I like using metaphors, they sometimes explain what i cannot in words. I sometimes think of the management as a big group hug, except my super long go-go-gadget arms are the ones around everyone and we're all going together towards the big goal we can see in the distance. I don't think its a very good metaphor but its all i've got at the moment. Perhaps its a reflection of who i want to be as a manager, rather than what management actually is. I want to be seen as the one with the ideas, or if not the ideas, the one who facilitates others ideas becoming reality, driving upwards, constant improvement. My deep desire to be noticed, respected, appreciated, particularly by my father will undoubtedly be a big part of this view of management. I don't like his style of management and i suppose i do everything i can to NOT be like him. When colleagues come out with comments like "that sounded just like your father" it hurts, it hurts a lot as he's the one person i DON'T want to sound like. Perhaps its an innate part of my personality - it would make sense since i am his daughter. I try to empathise with the rest of my colleagues, particularly staff lower down in the company - mainly because up until recently i WAS one of them. I don't want to lose that part of my managerial style because i think it grounds you. Managing resources (including people) is the single most important aspect of being a 'manager' and how can you do that if you're not in tune to those people?
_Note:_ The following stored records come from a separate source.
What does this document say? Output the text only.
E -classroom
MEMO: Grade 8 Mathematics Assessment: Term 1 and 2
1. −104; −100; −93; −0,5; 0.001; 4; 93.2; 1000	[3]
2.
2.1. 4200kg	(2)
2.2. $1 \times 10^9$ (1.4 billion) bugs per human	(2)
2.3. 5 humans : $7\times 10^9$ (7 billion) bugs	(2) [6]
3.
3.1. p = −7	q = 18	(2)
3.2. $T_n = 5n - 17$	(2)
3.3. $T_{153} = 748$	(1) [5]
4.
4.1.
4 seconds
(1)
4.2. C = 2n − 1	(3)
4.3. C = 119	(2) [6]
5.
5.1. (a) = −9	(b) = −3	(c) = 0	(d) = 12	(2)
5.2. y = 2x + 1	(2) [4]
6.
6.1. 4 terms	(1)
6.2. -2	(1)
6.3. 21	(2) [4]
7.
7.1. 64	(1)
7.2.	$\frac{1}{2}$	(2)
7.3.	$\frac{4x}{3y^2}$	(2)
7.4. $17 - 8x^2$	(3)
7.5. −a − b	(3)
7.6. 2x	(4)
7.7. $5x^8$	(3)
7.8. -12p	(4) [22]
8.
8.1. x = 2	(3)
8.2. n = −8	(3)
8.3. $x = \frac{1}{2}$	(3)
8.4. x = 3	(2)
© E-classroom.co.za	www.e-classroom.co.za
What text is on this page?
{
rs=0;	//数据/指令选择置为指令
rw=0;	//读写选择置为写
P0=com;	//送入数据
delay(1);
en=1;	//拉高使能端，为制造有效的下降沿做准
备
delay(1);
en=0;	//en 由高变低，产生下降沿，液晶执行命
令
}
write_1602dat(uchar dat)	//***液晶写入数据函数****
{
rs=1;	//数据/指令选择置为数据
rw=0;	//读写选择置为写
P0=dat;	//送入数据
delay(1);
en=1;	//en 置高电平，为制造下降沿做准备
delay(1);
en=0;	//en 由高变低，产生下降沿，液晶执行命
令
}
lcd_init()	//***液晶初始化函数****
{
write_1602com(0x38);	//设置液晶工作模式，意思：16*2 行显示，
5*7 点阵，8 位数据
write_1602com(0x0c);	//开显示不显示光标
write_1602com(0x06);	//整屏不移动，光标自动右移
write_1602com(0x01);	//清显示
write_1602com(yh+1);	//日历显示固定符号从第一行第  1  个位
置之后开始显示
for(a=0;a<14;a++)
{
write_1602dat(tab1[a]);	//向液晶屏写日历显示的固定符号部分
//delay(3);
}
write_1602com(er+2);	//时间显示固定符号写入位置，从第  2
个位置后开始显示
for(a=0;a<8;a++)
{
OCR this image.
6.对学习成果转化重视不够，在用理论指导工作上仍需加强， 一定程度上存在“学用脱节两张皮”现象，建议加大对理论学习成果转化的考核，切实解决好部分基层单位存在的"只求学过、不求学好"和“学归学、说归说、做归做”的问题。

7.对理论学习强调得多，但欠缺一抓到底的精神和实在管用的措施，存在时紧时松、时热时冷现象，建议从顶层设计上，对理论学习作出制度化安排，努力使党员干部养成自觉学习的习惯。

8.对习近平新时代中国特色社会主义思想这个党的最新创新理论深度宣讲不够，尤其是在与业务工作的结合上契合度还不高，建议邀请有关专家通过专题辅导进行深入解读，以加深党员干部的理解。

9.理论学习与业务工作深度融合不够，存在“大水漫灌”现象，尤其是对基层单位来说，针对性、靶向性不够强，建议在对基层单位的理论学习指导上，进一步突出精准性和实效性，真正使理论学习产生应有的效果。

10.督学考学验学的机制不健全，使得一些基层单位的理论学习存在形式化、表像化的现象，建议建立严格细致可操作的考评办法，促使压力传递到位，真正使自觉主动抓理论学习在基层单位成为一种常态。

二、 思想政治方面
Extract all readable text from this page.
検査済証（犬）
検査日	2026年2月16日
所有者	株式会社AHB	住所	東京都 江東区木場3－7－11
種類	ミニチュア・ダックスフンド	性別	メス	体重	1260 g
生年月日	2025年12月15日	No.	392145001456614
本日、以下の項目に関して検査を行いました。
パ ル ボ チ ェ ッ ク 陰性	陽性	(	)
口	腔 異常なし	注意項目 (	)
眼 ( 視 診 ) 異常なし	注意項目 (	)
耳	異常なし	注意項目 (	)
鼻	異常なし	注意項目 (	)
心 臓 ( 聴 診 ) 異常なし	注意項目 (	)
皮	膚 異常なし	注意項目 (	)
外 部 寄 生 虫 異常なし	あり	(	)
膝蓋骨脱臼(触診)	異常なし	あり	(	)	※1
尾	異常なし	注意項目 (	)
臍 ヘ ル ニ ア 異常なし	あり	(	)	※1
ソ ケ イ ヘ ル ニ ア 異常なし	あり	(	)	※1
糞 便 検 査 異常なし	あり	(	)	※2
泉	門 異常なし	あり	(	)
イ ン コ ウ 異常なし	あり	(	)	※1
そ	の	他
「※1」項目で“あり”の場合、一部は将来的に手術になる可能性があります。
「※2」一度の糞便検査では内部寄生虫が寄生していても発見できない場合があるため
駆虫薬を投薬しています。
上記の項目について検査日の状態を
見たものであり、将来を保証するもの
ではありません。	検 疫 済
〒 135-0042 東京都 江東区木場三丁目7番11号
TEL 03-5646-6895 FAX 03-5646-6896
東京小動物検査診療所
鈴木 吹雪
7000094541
Tony Watson's article makes an interesting point; how a manager shapes and expresses their identity and interests is as important in how they act as a manager, as their role and desire to help shape and steer the company they work for is. He concludes that managers are 'in search of themselves'.

I will muse on this some more while I go and seek more articles for my dissertation.........




Monday, 16 November 2009

A brief history

A year ago this week it had been six months since my husbands affair with my best friend became truly apparent to me
A year ago this month it had been six months since i kicked my husband out of our newly purchased home
A year ago this week i had just come back from a week's holiday in South Africa
A year ago this week i got dumped by my first boyfriend after my marriage failed
A year ago this week, my depression came back

Six weeks ago, i came off my anti-depressants
Two days ago i couldn't stop crying, for no apparent reason
Two days i ago i thought my depression had some back

Today, i started this blog as a way for me to express my feelings, without worrying, upsetting or angering my friends on social network sites.

Today....i hope i get through the day without crying.